1812 - The USS Constitution won a battle with the British ship HMS Java about 30 miles off the coast of Brazil. Before Commodore William Bainbridge ordered the sinking of the Java he had her wheel removed to replace the one the Constitution had damaged during the battle.
1813 - The British burned Buffalo, NY, during the War of 1812.
1835 - The Treaty of New Echota is signed, ceding all the lands of the Cherokee east of the Mississippi River to the United States.
1837 - Canadian/British forces destroyed the Caroline, a U.S. steamboat docked on an island near Buffalo, NY. The boat had been used by Canadian independence fighters and when it landed on the island in the Niagara River American citizens supported the crew. British forces seized the boat and killed a US citizen. The boat was burned and sent over the falls. Retaliation followed. This caused an international incident that was smoothed over in the Webster-Ashburton Treaty of 1842 in which both the US and Great Britain admitted to wrongdoing.

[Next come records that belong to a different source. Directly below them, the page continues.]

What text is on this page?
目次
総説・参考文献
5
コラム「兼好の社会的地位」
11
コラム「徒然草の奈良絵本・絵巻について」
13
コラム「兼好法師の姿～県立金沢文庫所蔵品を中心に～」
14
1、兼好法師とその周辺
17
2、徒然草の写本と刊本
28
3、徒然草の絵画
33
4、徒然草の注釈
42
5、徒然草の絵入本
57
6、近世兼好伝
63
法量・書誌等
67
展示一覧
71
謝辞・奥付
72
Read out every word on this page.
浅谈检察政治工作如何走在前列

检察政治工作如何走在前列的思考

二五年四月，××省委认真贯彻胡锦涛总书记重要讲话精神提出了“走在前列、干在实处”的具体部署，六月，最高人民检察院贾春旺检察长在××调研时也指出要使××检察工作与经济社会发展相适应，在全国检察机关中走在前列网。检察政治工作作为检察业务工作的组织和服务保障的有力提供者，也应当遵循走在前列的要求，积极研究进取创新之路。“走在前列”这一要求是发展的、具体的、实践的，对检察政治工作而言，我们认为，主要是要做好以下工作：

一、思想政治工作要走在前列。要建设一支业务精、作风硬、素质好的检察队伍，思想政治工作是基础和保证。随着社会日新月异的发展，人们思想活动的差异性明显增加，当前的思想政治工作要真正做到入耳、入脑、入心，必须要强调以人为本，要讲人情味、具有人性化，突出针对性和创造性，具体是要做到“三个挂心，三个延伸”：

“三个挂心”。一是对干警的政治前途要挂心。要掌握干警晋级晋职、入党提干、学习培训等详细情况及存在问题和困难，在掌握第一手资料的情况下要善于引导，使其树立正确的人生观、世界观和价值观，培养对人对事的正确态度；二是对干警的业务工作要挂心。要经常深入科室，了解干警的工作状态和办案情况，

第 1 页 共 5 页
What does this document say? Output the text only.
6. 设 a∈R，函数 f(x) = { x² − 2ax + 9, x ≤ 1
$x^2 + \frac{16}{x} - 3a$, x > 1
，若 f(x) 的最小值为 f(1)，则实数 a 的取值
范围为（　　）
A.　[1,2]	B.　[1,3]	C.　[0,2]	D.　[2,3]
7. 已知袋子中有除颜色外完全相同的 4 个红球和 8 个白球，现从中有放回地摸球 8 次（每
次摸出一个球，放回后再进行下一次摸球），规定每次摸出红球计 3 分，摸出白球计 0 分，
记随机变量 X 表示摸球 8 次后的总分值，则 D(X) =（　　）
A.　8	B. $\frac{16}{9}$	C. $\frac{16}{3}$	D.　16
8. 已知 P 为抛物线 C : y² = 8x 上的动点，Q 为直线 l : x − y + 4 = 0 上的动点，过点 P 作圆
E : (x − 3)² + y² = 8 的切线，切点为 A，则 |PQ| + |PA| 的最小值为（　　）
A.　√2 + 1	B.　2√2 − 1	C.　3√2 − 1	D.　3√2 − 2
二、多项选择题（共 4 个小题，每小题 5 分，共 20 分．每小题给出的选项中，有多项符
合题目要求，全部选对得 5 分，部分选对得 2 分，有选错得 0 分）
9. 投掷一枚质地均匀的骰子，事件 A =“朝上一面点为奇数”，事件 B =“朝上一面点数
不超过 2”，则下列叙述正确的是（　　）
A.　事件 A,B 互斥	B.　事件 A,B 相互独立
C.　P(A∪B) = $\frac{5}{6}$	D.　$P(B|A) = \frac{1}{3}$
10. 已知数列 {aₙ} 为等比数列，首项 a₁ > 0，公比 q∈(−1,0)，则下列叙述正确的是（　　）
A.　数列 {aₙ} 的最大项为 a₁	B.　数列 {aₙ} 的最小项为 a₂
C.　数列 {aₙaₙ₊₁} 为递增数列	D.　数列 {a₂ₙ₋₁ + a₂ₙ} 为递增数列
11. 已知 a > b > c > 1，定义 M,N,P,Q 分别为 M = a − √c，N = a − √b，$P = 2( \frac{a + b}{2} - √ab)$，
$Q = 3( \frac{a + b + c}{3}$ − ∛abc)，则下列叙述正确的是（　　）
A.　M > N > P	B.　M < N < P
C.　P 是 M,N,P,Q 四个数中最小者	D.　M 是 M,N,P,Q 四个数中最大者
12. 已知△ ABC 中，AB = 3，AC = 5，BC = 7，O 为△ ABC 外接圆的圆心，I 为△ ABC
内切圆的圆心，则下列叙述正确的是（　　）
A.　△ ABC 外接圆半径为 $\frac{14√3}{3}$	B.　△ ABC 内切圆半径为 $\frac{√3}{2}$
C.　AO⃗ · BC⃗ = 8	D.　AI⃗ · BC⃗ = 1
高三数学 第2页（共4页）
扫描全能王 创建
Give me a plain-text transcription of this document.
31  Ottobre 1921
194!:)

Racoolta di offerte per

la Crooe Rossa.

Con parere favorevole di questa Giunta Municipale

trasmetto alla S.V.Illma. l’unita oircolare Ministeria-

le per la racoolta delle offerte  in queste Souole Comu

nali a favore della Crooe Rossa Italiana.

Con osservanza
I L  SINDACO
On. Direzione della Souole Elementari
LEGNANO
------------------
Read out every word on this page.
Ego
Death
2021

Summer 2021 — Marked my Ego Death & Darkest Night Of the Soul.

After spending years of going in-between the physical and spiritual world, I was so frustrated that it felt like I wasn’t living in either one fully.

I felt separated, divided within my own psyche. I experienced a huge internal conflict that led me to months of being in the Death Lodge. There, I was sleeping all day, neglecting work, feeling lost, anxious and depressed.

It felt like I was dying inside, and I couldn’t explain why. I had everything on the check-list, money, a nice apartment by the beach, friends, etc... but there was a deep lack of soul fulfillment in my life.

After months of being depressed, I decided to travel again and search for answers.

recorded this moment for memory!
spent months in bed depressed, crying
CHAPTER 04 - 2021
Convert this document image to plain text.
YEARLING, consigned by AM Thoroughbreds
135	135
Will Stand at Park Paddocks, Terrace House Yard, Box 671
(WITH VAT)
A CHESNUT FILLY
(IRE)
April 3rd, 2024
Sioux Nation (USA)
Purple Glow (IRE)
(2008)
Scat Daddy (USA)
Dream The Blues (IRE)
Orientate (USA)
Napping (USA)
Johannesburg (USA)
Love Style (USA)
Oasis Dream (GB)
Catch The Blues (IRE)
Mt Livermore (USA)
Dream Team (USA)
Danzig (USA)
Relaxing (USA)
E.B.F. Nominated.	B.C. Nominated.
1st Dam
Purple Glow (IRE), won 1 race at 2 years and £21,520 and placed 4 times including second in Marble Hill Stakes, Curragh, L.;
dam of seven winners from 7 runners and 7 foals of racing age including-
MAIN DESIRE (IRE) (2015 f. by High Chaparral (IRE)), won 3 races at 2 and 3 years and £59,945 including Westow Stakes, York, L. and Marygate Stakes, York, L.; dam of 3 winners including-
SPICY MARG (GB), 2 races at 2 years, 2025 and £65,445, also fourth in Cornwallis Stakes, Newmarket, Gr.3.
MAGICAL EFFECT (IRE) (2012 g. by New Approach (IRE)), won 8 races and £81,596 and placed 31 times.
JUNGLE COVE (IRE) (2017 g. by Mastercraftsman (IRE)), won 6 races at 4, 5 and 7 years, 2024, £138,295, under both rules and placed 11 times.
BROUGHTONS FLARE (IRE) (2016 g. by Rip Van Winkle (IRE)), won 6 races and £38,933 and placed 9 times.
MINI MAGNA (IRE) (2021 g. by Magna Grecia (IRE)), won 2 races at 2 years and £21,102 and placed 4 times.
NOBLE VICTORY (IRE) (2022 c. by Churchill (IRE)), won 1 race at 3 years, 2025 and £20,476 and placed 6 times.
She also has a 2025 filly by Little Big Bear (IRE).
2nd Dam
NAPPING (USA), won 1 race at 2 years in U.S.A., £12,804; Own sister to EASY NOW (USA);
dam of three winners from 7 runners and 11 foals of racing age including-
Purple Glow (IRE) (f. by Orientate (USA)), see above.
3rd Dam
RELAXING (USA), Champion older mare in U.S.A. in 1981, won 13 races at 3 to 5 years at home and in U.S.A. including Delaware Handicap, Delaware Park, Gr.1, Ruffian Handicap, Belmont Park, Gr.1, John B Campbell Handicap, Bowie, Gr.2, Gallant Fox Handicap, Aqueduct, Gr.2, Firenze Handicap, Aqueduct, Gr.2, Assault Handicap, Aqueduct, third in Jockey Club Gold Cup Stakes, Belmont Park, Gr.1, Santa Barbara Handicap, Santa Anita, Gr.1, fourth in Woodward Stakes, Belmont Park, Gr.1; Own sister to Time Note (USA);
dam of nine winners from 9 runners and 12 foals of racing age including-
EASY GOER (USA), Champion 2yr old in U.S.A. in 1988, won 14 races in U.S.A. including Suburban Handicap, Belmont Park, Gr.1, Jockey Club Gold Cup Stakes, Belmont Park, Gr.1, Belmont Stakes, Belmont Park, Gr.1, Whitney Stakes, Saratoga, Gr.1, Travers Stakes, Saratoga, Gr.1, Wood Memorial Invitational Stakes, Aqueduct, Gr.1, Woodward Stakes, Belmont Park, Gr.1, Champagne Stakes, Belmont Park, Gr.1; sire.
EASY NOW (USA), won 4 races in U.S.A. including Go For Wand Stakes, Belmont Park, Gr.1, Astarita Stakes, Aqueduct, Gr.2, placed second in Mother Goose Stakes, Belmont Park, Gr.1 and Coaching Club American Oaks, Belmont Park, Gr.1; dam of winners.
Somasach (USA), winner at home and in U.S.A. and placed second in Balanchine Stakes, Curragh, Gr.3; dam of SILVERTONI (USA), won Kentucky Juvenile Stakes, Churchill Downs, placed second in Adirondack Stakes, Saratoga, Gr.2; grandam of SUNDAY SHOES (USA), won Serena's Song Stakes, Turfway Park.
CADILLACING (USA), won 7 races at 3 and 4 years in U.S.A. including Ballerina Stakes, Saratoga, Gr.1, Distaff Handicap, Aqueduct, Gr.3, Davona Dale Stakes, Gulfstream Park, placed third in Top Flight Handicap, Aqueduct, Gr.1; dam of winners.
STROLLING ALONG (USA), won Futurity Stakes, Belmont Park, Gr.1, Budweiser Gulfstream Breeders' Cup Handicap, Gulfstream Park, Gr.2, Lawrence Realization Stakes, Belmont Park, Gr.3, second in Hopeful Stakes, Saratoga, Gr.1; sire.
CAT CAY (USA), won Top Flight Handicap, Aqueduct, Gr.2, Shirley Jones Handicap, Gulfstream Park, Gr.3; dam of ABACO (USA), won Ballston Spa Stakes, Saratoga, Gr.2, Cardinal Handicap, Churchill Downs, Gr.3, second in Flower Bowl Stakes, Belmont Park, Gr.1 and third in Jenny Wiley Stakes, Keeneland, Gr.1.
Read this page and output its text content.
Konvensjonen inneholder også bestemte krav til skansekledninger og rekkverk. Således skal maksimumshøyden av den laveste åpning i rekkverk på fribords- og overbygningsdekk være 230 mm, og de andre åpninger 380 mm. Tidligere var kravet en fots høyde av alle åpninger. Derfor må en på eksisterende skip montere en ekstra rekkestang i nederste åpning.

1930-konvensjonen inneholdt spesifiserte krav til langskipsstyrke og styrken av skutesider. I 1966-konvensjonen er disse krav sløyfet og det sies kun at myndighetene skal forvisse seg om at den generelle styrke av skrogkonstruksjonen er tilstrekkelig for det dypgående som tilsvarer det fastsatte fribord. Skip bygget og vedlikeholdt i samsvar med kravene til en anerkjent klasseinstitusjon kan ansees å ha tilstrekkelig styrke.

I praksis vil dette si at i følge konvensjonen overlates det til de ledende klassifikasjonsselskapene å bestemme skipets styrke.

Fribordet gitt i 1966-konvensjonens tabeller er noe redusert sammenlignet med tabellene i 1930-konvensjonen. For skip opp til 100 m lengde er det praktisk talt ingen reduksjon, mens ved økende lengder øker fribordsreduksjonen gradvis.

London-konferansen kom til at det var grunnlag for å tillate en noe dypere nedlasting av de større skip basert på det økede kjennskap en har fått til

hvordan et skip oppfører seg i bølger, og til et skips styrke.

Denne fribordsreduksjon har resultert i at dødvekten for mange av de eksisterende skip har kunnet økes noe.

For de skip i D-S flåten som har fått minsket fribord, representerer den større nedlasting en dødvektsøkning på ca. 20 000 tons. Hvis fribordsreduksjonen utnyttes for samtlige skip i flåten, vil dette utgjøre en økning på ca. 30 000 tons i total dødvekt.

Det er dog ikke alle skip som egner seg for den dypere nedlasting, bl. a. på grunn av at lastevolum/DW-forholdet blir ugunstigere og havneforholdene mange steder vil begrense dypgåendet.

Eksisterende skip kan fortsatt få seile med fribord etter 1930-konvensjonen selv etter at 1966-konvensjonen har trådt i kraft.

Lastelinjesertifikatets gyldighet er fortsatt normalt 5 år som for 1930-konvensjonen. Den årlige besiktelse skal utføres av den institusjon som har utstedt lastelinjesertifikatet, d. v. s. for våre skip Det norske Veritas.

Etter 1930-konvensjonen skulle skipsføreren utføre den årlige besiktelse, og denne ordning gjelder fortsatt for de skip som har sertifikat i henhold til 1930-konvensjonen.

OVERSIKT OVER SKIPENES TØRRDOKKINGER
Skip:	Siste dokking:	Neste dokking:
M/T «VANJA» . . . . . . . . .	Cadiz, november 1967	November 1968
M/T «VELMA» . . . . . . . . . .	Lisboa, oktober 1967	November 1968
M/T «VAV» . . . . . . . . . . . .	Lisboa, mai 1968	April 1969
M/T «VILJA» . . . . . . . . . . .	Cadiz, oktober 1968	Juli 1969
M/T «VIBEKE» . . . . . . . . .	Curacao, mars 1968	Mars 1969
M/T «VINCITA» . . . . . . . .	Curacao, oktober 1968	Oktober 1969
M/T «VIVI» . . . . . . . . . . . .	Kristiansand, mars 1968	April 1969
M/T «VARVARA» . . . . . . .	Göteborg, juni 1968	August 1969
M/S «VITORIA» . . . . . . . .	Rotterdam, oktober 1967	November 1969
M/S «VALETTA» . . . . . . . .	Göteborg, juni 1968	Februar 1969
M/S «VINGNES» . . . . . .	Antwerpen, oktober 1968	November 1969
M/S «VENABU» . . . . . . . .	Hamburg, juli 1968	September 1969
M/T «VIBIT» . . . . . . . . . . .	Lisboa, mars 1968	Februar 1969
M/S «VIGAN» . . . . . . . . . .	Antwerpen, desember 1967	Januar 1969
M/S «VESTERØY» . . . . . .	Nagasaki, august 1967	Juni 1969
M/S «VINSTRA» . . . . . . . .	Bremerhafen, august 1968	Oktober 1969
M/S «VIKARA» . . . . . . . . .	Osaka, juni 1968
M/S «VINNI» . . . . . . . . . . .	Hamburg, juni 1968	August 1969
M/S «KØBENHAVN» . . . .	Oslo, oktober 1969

1845 - U.S. President James Polk and signed legislation making Texas the 28th state of the United States.
1848 - U.S. President James Knox Polk turned on the first gas light at the White House. He then celebrated with the James Knox Polka. Sorry.
1860 - The HMS Warrior, Britain's first seagoing first iron-hulled warship, was launched.
1890 - The U.S. Seventh Cavalry massacred over 400 men, women and children at Wounded Knee Creek, SD. This was the last major conflict between Indians and U.S. troops.
1895 - The Jameson Raid from Mafikeng into Transvaal, which attempted to overthrow Kruger's Boer government, started.
1911 - Sun Yat-sen became the first president of a republican China.
1934 - Japan renounced the Washington Naval Treaty of 1922 and the London Naval Treaty of 1930.
1940 - During World War II, Germany began dropping incendiary bombs on London.
1975 - A bomb exploded in the main terminal of New York's LaGuardia Airport. 11 people were killed.